On Over-Coding

Let’s talk for a minute about "over-coding". Over-coding, when you’re a TDD’ist, is writing more code than you (intended to) have test to cover. But I will offer a few thoughts on this to non TDD’ers and TDD’ers alike.

Many people, pro-TDD and con- both, seem to think of TDD as the name for a collection or rigorous mechanical rules. TDD is a kind of jack-in-the-box, where you sit there and turn the handle, circle circle circle, and out pops perfect software.

This is unfortunate.

There’s a lot of "always" and "never" in these rulesets. A typical example, "Never over-code." "Always write a test before each line of code". There are similar rule-sounding statements like these all over the place.

Now, maybe I’m not a real TDD’er. But I have been learning, teaching, doing, coaching, and advocating for it a very long time, and here’s the thing:

I over-code all the time.

I also refactor on red, leave parts of my code with no automated tests, ignore coverage numbers, and hardly ever write "macrotests" like story or acceptance or integration tests. …

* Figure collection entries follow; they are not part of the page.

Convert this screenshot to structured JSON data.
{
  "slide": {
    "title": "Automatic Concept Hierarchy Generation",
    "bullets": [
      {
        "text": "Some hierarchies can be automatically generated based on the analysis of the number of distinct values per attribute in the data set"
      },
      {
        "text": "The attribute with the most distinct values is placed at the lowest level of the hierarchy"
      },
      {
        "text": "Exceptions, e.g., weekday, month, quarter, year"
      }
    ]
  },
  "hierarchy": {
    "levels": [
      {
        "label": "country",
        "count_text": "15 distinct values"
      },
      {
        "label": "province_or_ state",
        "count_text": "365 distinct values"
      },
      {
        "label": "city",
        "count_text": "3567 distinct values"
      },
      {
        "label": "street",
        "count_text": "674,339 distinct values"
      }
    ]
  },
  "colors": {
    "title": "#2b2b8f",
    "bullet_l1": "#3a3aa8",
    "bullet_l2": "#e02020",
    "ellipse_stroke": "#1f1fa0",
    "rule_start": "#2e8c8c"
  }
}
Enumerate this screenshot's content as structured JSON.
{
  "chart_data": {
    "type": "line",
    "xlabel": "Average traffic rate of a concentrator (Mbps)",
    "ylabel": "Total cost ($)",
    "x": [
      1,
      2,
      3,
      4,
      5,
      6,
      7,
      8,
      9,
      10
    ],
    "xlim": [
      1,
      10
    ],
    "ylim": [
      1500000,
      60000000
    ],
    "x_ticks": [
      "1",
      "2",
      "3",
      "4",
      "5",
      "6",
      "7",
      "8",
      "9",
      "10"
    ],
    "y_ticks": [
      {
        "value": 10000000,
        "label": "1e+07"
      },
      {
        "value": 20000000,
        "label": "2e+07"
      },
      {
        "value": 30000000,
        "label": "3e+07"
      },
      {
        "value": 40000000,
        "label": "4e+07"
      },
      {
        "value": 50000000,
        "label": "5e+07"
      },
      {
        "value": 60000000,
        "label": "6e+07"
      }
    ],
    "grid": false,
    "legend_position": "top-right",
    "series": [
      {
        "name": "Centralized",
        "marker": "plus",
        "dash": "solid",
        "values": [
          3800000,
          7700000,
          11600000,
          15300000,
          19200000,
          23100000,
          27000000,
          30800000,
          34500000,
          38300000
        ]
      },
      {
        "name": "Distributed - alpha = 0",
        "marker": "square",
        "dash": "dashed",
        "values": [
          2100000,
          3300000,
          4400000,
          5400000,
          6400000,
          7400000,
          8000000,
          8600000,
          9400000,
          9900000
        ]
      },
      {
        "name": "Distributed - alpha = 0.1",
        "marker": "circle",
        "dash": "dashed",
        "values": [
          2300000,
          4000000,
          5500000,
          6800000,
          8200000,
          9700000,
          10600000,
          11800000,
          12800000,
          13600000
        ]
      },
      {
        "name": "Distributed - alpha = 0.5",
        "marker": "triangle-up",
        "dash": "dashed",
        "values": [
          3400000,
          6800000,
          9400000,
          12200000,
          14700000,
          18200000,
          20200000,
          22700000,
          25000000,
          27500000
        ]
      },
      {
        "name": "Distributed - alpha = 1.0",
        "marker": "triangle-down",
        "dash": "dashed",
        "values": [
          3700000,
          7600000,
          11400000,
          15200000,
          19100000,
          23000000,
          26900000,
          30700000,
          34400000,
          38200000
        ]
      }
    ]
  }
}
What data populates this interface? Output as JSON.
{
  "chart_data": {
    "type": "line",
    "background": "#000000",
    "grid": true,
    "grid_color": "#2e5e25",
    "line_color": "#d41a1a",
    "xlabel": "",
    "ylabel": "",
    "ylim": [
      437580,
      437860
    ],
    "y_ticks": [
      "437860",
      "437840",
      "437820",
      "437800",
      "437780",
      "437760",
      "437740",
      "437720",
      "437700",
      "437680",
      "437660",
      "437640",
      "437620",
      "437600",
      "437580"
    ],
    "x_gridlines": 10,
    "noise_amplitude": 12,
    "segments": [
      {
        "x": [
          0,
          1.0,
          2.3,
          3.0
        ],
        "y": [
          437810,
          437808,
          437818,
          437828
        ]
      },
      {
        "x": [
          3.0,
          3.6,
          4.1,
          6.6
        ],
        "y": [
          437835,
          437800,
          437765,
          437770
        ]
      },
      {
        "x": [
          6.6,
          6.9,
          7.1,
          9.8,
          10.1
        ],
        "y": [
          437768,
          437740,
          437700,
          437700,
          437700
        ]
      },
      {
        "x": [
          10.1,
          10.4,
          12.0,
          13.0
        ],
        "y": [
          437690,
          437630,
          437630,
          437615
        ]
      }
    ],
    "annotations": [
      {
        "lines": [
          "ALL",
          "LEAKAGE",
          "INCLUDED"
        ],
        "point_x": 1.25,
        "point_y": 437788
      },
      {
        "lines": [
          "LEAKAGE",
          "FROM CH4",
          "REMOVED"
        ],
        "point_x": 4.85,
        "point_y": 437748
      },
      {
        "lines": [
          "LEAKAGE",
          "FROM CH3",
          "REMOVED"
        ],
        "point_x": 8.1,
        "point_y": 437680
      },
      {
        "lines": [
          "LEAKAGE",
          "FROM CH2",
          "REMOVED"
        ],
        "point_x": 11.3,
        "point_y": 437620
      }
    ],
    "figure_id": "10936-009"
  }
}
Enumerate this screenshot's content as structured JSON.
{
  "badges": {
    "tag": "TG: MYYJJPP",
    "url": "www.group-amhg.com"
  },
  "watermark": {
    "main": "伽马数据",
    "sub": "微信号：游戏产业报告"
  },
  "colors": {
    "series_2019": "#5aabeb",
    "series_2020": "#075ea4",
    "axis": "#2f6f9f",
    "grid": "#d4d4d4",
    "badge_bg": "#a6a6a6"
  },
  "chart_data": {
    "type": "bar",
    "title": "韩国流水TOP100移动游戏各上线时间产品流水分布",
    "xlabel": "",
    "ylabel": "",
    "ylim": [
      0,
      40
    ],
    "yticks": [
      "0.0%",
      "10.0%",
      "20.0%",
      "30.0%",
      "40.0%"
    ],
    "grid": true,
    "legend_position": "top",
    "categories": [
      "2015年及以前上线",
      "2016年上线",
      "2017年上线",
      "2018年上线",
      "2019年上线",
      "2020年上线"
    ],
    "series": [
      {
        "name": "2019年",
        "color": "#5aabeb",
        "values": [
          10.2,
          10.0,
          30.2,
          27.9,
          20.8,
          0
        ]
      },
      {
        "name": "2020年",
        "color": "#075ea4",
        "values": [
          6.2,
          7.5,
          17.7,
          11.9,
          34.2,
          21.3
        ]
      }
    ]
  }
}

… I sometimes design way ahead of my code, and far away from it. I don’t bring "beginner’s mind". I rarely write a test I don’t think I know how to pass. I’ll put three assertions in the same test. I’ll use incomplete assertions. There’s prolly more.

So there’s two questions on the table here, an easy one and a hard one.

  1. Easy: What do I do when I over-code?

  2. Hard: What on earth am I claiming when I say I’m a hardcore TDD’er?

When I over-code, I go back and add the test(s) I didn’t write. Since there’s usually already tests right nearby, I’m just adding one or two more. It’s easy and it’s quick. I don’t feel guilt, I don’t apologize. I just fix it.

I am a human, not a machine. I am given to distraction, I’m given to excitement, I know my code pretty well. Sometimes I handle more cases than yet have code for. Other times I don’t.

It, literally, depends on my feelings and my judgment.
You might wonder, does this sometimes lead me astray?

What? Are you kidding?! In programming, everything we do sometimes leads us astray. I’ve been hoist by every rule petard I ever deployed.

There isn’t an algorithm for programming. There’s some substantial theoretical evidence that there never could be one, but in any case, there’s a bazillion failed cases from actual practice giving us all evidence that there isn’t one.

TDD isn’t a ruleset.

So if it isn’t a ruleset, what is TDD?

Beats all hell outta me.

I can’t tell you. I can only tell you what it means to me when I say "I am a hardcore TDD’er".

(And, allow me a snarky moment: every time I talk about TDD, even when I expressly state I’m talking about how I do it, people, pro-TDD and con-TDD, come out of the woodwork to tell me a) I’m wrong and b) it will never work. It’s why I don’t want to write a book about TDD.)

For me, FOR ME, test-driven development is a style of programming, carried out inside a set of conscious premises, in which I write lots of very small tests for most of the very small objects and methjods I write, doing this because I believe it lets me ship more value faster.

Let me call out those features real quick, and then let me close with statements to the pro-crowd and to the con-crowd both.

  1. I don’t do TDD for reasons of art, craftpersonship, patriotism, discipline, or any kind of purity whatsoever. I TDD because my TDD lets me ship more value faster, assuming only that the value depends on me changing code.
  2. Small tests, and small objects, and small methods, are of critical importance to my usage of TDD. I solve combinatorics by decomposition and reasoning, not by scaling tests ever larger.
  3. This takes place inside a framework of ideas about which I’m quite confident. Here’s an old video discussing them. (NB: I now call the "money" premise the "value" premise, and the "chaining" premise the "parts" premise.

Five Underplayed Premises Of TDD | Video | GeePawHill.org
Hey, it’s GeePaw! I’m here to tell you today about five underplayed premises of Test-Driven Development. These premises form the kind …

And I want to finish this with two statements, one for the pro-TDDers, and one for the con-TDDers.

Pro-TDDers: Please lay off declaiming these over-simple always-never hyper-didactic purposefully-poloarizing rules.

Con-TDDers: Please stop hating on TDD, or me, because some doofus said something stupid about it, or some other doofus who doesn’t even code has forced it on you. That’s not on me, and it’s not on TDD. You’re not mad at TDD, you’re mad at our stupid broken trade, and I am, too.